Nick B "nick_NOSPAM_.barbalich" at gmail.com
Sat Jan 2 12:14:48 PST 2010


Andrei Alexandrescu wrote:

> 
>> In Bartosz reply on 14 Oct 2009, [subject: Re: Revamped concurrency 
>> API], detailing his detachment from the D community, he gave this 
>> opinion: " I'm a bit of a perfectionist and it's hard for me to 
>> subscribe to the "good enough" philosophy (as long as it's better that 
>> C++, it's fine for D)".  If the three of you, can't agree on approach 
>> and architecture then I suspect, there is little to be said further.
> 
> There's more than one side to each story. My choice of words describing
> the situation would be quite different, but please allow me to keep that
> to myself.
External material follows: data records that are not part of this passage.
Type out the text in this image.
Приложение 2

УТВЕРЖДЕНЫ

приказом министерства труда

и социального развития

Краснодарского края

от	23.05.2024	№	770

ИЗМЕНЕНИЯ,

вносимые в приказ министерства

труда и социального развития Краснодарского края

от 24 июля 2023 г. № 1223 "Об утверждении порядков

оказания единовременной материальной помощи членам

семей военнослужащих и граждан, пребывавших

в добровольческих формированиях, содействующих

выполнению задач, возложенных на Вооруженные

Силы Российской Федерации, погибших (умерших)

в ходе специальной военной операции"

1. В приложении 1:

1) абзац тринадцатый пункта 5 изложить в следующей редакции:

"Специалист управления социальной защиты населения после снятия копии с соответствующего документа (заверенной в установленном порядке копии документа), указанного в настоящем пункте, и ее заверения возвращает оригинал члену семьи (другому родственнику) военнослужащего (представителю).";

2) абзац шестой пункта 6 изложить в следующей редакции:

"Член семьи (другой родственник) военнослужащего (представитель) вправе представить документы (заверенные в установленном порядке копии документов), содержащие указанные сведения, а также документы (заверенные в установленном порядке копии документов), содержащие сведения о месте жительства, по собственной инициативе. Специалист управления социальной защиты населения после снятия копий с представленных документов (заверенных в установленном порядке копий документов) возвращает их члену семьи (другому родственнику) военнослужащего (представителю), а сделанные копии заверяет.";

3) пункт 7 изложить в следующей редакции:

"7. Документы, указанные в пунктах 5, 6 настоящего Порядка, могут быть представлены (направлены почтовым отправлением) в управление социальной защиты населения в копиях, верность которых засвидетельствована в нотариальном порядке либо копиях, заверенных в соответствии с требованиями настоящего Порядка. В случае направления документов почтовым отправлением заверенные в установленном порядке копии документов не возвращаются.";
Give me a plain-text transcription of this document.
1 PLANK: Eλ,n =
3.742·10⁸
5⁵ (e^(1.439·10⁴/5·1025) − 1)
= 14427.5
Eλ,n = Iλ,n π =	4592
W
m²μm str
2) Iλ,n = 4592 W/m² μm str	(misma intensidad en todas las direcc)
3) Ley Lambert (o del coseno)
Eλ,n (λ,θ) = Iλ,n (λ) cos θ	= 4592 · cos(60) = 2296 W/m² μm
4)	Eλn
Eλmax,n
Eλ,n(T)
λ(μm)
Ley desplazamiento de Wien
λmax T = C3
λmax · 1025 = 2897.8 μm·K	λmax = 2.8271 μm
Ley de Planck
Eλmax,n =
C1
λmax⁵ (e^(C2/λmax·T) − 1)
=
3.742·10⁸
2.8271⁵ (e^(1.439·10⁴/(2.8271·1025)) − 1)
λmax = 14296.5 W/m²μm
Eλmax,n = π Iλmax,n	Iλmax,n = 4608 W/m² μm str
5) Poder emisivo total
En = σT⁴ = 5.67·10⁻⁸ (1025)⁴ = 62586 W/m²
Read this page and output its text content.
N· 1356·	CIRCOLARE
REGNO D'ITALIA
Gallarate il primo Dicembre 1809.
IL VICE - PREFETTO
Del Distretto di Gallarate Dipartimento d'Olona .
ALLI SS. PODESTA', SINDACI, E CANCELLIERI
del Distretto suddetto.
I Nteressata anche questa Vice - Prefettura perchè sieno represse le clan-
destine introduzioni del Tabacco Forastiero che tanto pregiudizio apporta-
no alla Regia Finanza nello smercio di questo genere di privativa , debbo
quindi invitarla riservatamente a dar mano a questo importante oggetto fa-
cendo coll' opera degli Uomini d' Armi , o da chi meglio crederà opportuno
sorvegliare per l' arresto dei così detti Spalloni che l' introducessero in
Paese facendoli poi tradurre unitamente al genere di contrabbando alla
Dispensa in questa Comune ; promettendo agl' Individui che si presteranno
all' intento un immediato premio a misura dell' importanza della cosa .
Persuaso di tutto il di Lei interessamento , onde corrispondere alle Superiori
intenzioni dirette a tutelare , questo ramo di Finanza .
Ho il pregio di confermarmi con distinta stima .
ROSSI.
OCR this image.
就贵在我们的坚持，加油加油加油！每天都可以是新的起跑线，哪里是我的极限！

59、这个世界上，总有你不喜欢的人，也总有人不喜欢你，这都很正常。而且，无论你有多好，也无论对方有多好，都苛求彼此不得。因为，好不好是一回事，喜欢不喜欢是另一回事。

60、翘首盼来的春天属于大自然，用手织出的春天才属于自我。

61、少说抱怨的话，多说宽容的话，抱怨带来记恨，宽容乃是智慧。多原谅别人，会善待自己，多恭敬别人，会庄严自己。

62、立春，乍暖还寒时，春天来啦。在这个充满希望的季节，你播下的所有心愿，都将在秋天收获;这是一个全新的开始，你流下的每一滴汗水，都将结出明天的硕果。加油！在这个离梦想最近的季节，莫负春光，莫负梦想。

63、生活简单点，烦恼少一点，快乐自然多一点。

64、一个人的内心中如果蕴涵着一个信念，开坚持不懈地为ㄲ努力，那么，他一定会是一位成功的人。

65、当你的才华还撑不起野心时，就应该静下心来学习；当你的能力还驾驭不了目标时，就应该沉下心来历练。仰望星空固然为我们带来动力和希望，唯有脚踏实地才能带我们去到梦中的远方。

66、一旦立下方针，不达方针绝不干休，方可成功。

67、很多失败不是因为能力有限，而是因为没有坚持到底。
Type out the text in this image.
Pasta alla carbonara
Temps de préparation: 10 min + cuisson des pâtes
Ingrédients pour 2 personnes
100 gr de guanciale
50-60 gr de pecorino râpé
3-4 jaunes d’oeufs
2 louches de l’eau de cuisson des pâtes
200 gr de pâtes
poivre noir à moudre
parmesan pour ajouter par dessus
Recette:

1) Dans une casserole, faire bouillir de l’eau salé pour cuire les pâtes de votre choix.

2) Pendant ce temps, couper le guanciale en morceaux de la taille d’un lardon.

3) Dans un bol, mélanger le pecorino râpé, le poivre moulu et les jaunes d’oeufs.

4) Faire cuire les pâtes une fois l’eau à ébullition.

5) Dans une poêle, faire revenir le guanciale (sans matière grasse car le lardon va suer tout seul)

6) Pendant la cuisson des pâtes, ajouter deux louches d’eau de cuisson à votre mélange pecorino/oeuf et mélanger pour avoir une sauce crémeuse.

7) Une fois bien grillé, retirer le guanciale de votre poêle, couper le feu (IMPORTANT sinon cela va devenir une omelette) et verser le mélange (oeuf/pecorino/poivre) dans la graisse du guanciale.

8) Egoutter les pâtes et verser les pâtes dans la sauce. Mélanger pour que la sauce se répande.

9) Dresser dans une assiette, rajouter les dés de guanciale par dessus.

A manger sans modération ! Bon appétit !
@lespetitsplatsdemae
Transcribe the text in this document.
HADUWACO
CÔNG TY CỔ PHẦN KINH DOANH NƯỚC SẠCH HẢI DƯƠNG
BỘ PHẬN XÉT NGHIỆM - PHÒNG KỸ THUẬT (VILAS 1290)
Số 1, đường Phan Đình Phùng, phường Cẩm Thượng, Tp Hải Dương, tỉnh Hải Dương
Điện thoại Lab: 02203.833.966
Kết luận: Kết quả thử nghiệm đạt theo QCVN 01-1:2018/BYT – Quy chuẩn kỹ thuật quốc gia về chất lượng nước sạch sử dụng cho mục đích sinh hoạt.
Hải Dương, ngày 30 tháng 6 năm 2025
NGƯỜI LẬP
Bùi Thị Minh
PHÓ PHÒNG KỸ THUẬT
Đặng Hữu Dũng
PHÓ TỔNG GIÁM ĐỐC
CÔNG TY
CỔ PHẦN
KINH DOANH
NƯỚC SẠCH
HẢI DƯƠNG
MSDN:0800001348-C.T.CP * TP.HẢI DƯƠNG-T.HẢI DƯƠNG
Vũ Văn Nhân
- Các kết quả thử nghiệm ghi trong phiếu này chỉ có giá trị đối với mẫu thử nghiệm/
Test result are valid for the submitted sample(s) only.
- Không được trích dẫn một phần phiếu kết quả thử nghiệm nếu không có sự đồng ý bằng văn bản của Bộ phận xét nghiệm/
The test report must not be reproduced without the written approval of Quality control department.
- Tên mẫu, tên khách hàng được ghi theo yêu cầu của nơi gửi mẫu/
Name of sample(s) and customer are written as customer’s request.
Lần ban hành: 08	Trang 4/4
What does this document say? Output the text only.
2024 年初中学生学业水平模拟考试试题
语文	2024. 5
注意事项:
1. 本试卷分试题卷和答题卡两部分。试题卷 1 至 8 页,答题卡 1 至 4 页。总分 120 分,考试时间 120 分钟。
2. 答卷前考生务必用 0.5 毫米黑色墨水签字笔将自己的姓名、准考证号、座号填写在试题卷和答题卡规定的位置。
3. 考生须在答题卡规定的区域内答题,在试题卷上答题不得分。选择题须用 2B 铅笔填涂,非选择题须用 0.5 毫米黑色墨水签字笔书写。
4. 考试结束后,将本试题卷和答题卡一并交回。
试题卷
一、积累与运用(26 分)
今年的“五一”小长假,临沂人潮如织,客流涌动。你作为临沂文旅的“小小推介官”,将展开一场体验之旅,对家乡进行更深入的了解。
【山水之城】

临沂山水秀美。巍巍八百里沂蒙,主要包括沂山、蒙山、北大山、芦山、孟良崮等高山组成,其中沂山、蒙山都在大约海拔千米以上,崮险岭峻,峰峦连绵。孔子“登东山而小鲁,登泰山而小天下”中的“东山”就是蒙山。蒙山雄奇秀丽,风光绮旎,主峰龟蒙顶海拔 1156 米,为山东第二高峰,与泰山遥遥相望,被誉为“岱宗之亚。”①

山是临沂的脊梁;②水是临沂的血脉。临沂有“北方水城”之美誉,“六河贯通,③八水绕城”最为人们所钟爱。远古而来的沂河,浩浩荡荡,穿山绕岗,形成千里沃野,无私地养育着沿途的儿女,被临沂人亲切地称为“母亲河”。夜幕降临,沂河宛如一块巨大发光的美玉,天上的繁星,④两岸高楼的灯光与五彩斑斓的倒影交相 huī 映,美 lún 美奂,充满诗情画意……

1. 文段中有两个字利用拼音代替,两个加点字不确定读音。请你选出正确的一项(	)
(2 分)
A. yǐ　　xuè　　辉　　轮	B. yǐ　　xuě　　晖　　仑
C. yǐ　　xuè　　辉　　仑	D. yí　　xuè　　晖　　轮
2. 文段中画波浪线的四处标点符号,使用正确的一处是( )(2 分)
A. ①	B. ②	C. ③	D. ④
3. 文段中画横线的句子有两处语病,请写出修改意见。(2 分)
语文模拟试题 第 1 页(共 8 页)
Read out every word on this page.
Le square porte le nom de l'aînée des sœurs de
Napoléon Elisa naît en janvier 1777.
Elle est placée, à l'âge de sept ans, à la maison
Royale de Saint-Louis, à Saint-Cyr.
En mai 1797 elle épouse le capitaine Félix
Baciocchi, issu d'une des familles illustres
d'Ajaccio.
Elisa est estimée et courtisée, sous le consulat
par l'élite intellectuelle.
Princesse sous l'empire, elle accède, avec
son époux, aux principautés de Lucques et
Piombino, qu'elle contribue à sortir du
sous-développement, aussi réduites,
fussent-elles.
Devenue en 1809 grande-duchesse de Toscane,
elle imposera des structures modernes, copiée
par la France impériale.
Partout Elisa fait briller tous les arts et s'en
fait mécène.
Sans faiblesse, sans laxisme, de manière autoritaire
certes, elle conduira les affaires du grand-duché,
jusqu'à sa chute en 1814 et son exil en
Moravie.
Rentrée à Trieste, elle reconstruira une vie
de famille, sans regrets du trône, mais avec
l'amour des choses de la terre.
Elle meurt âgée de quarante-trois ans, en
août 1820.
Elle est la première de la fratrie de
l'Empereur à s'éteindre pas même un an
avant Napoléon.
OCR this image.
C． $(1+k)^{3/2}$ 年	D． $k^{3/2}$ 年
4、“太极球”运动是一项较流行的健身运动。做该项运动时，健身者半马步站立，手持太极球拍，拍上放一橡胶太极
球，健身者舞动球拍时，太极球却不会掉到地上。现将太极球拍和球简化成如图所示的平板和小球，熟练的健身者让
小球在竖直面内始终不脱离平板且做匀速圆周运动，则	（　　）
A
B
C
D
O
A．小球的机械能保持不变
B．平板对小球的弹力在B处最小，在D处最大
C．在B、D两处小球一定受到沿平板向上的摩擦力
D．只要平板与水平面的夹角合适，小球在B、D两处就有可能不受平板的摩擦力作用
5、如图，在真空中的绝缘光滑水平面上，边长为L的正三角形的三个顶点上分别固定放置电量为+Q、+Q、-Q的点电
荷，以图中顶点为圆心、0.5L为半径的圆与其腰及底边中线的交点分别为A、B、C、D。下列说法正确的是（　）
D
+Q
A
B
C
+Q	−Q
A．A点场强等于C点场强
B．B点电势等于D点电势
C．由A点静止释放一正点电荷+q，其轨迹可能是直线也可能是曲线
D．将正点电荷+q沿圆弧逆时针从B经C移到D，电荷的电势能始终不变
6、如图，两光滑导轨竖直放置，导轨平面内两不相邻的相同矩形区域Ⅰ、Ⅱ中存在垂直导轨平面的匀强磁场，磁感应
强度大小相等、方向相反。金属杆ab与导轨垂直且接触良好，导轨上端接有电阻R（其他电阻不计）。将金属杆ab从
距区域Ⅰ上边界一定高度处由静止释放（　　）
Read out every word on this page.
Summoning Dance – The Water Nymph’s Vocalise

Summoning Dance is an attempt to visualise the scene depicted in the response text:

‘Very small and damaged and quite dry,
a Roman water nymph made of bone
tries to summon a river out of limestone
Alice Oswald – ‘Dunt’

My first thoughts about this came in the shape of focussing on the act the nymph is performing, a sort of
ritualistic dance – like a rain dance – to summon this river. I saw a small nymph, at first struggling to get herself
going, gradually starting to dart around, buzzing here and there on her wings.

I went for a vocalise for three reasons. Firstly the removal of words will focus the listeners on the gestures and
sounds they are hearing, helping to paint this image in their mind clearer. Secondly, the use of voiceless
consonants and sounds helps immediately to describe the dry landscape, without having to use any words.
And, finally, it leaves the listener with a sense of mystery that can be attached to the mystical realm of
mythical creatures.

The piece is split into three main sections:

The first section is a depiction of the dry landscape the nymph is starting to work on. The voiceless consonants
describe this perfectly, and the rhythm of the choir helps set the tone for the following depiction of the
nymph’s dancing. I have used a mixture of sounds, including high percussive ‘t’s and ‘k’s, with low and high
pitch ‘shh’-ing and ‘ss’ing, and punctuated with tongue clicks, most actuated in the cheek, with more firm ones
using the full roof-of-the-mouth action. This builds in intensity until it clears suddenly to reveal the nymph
Let me just emphasize that the "good enough" philosophy and 
> using C++ as the sole yardstick does not characterize D's development.
>
Agree,  everyone does have their own point of view.
[snip]
> 
>> 2.   Can you explain further this comment (see above ref) by Bartosz:
>> " The semantics of "shared". I can live with postponing the 
>> implementation of the race-free type system, but not with the compiler 
>> inserting barriers around all shared reads and writes, even inside 
>> synchronized sections. "
> 
> A shared object allows synchronized calls. However, shared is deep and
> the effect of synchronized is shallow, so there is a conflict. What
> synchronized effects is a sort of "tail-shared". Walter's and my
> suggestion was to have synchronized _not_ change the type of the object.
> That way, the type of each field of the object remains shared-qualified
> inside a synchronized method, which is correct but overly conservative.
> In theory the compiler emits barriers whenever reading and writing
> shared fields. However, inside a synchronized method, the compiler can
> elide barriers because it understands shared is really tail-shared. Yet
> there will still be more barriers than strictly necessary because e.g.
> you could pass the address of a field to another function, which doesn't
> realize the field is lock-protected. Walter and I deemed the situation
> rare enough to not complicate the language with the likes of "tail-shared".
> 

Thank you for this clarification.


>> 3. Finally, is this a requirement to be finished for your book, or is 
>> this a separate issue ?
> 
> If TDPL comes without addressing concurrency, or if if comes with
> something, ahem, not-so-good a la Python, we may as well gather our toys
> and go home.
> 

I am sure you and Walter will deliver something good and robust.